My implementation is directly from the book. Sometimes I choose something totally off the wall based on what meaning I found from the book, but this one – it’s pretty much taken straight from the words of Dan himself. Dan talks about the Five S’s – these are imperative to our self-care. I need each of these in my life, intentionally and radically (he talks about this early on, too).

Silence

Mama needs silence, y’all. I’ve got to find time in my day, those fast breaks, where I can relish in the silence. These moments are rare, but I will find ways to purposefully seek out silence more often – even if it means silencing headphones. No lie.

Stillness

One of my very favorite Bible verses is Psalm 46:10: Be still and know that I am God. There is so much power in just being still. Being still requires trust and reverence for the moment. So many people revel in busyness – constantly running here or there, but Dan urges us just to stop. Be still. Take it all in. Use our senses to appreciate the stillness.

Subtraction

This is the big time y’all. It’s the end of 2018. What have you not used this year? Why is it still in your home? I’m obviously talking to myself too. If you could see my daughters’ playroom right now… I’m legitimately looking right at it and it looks like I could have self-funded ToysRUs before they went out of business. Tomorrow, they’ll be figuring out what they can subtract from that room. I’ll be going onto my bookshelves and determining what I can subtract from it (don’t worry; the DBC books are safe, y’all). I need to open my fridge and figure out what can be subtracted there. My closet. The pantry. Our [outdated] movie collection. The bathroom vanity drawers. Medicine cabinet. I’ll be subtracting like a wild woman.
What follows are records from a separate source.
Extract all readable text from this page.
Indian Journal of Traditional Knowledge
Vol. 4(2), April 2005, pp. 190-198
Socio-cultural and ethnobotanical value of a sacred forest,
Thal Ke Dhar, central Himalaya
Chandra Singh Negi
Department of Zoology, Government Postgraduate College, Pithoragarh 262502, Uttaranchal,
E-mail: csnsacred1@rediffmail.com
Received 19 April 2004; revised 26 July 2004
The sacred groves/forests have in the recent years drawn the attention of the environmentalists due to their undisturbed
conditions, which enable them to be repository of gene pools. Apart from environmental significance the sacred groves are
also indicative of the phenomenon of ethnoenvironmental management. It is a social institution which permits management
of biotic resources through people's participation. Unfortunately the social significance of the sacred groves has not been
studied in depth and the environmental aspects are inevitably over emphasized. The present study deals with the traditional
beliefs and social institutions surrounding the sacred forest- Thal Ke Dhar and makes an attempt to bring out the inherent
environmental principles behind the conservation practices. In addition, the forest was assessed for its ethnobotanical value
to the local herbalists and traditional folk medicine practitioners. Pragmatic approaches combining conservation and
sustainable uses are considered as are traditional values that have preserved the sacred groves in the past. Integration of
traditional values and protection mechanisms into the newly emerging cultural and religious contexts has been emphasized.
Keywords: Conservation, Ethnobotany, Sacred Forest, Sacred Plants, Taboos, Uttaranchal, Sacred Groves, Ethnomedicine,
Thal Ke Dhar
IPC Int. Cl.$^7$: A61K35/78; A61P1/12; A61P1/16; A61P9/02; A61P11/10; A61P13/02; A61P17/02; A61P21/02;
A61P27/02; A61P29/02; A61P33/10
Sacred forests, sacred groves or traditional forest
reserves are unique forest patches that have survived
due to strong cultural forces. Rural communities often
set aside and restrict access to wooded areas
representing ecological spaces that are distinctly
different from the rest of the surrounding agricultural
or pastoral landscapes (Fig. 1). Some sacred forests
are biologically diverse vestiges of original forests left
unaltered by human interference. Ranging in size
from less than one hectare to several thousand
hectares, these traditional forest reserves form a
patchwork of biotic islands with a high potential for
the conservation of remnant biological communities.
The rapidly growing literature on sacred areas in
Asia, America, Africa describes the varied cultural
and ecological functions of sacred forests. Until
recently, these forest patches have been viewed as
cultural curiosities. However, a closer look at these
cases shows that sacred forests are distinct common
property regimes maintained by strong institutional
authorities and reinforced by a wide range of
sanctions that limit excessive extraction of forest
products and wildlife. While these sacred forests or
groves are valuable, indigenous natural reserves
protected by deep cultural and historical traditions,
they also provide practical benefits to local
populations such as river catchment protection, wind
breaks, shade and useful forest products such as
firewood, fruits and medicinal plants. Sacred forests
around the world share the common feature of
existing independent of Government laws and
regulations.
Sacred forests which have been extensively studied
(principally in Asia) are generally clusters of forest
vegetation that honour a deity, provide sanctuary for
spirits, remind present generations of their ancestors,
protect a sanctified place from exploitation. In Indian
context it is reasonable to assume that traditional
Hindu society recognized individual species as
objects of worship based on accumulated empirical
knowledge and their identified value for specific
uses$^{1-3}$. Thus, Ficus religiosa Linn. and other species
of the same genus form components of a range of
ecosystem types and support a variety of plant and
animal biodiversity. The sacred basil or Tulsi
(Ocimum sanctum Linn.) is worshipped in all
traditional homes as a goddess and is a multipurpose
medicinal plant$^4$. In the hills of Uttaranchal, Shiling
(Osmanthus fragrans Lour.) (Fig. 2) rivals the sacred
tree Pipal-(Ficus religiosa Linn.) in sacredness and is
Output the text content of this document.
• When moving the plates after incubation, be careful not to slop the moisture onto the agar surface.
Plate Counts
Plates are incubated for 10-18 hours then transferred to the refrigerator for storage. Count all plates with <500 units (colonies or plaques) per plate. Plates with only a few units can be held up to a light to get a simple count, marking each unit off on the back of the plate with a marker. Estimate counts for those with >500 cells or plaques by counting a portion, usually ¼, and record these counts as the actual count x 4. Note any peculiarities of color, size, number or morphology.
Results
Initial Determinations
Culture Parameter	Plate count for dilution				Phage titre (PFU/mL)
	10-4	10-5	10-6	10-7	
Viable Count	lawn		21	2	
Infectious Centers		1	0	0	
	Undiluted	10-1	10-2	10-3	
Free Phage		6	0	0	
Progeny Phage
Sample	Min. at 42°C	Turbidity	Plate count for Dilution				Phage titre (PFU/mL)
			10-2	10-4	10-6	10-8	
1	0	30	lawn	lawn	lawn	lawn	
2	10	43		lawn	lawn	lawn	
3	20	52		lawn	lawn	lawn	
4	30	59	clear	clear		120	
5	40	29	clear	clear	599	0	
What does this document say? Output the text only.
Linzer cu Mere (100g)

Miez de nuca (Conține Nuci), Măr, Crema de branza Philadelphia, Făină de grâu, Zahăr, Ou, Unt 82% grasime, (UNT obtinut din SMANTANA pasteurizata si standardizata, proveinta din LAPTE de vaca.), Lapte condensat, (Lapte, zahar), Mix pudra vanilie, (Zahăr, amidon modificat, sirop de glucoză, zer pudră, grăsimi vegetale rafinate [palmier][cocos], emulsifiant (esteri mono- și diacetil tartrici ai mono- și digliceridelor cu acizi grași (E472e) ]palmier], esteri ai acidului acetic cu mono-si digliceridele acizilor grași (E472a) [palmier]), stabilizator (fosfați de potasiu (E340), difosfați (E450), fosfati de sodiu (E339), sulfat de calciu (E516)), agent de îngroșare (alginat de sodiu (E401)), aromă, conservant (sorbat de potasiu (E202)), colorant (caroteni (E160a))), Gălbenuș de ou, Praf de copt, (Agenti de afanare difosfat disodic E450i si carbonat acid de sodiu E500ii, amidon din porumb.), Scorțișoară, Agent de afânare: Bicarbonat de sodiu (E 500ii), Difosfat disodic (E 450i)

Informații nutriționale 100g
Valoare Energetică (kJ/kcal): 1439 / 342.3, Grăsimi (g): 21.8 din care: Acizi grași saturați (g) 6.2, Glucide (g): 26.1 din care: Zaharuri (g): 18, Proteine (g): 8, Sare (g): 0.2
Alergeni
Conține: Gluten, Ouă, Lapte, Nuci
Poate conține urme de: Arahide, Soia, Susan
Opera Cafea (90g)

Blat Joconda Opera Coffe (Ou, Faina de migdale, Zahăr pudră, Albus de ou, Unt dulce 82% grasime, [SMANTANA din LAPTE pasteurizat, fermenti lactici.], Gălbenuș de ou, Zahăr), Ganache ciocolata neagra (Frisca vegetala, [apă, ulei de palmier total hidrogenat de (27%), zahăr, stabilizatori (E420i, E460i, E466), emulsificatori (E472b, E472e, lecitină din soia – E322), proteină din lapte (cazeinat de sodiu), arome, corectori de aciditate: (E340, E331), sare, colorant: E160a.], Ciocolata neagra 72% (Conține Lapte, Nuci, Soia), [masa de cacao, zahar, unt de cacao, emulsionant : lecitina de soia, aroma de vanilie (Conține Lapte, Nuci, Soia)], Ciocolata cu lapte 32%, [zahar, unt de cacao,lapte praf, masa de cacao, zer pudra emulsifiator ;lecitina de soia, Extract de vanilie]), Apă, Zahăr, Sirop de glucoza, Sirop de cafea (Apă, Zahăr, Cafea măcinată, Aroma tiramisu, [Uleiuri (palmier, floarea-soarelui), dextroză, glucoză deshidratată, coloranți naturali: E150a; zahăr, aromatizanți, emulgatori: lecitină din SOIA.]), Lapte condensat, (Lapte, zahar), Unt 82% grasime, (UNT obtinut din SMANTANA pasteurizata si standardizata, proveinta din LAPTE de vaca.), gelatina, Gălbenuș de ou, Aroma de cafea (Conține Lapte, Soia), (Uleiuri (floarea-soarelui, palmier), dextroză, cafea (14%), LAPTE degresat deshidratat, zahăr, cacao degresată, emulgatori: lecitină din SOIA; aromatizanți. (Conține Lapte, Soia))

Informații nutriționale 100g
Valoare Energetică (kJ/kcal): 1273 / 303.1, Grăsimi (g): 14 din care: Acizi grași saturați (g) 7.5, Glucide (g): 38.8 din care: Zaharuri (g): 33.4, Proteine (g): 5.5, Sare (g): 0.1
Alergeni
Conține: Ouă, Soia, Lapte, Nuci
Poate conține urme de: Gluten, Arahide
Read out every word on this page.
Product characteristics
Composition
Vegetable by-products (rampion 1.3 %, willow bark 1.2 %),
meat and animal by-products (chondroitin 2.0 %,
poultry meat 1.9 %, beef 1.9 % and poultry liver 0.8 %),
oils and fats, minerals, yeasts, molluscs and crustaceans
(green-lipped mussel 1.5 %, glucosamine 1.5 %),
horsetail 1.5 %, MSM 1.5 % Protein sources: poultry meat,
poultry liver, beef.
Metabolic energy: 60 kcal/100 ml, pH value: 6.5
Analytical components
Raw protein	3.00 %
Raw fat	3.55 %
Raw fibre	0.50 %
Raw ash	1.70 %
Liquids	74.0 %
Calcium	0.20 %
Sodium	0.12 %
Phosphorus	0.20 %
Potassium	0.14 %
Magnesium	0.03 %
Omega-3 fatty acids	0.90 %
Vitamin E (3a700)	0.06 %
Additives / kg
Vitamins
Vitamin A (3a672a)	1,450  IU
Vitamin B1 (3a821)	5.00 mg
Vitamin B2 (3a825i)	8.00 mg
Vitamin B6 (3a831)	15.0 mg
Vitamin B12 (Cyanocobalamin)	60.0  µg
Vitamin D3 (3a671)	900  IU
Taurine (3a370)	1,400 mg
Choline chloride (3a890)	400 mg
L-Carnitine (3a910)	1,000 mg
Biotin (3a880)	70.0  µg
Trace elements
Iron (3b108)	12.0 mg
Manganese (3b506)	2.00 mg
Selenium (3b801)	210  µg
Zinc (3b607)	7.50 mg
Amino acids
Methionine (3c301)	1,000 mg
I also need to subtract from our calendar. We need to free up some space there, too. Over this holiday break, my family has watched three movies. This isn’t anything new; we watch movies all the time. What’s new is that we watched them …(wait for it)… as a family. On the TV. In the living room. Not Bailey watching one on her new Chromebook, Sophie watching one on her iPad, Chris watching one on his iPad, and me binge-watching The Office on Netflix (yes, I read that part, Danny). We watched each of them together. It was wonderful.

Space

It’s important to clear mental, physical, spiritual space and I need to do more of that. Once I’ve subtracted, I believe the space will abound. I am a minimalist by nature. I only have curtains and pictures on the walls because my husband picked them out and hung the frames – seriously. In the media center, there are no books on display atop the shelves. I know that’s a cardinal sin of libraries and there are amazing media friends of mine who will likely be trying to hold an intervention, but I don’t like it. I feel like it looks cluttered. I like artwork on our shelves.

Slowing Down

I need to do this. In my car. If you’ve ever had the pleasure of being a passenger while I drive, you likely suffer from white knuckle syndrome. I have a bit of a lead foot. I need to single-task as Dan discusses in the book. Devote myself to one task at a time, finish it, then move to the next one. It seems counter-productive at first, but now I won’t need to go back and fix my errors that I likely made while multi-tasking.

I loved this book. You will, too. Well done, Dan Tricarico. The 60th book from the DBC, Inc line continues to uphold the tradition of excellence. Go now and grab your copy and prepare to take care of yourself. We are in a profession that is about giving and giving and giving. Take some time to give to yourself. Give yourself the gift of self-care. You deserve it!

The flipgrid is available! You’ll definitely want to check this one out! Thanks to Andrea Paulakovich for this tremendous idea & offering to allow me to copilot the space with her when #DBC50Summer first started!

Oh, and in case you were wondering… there is an acronym. It’s solid stuff.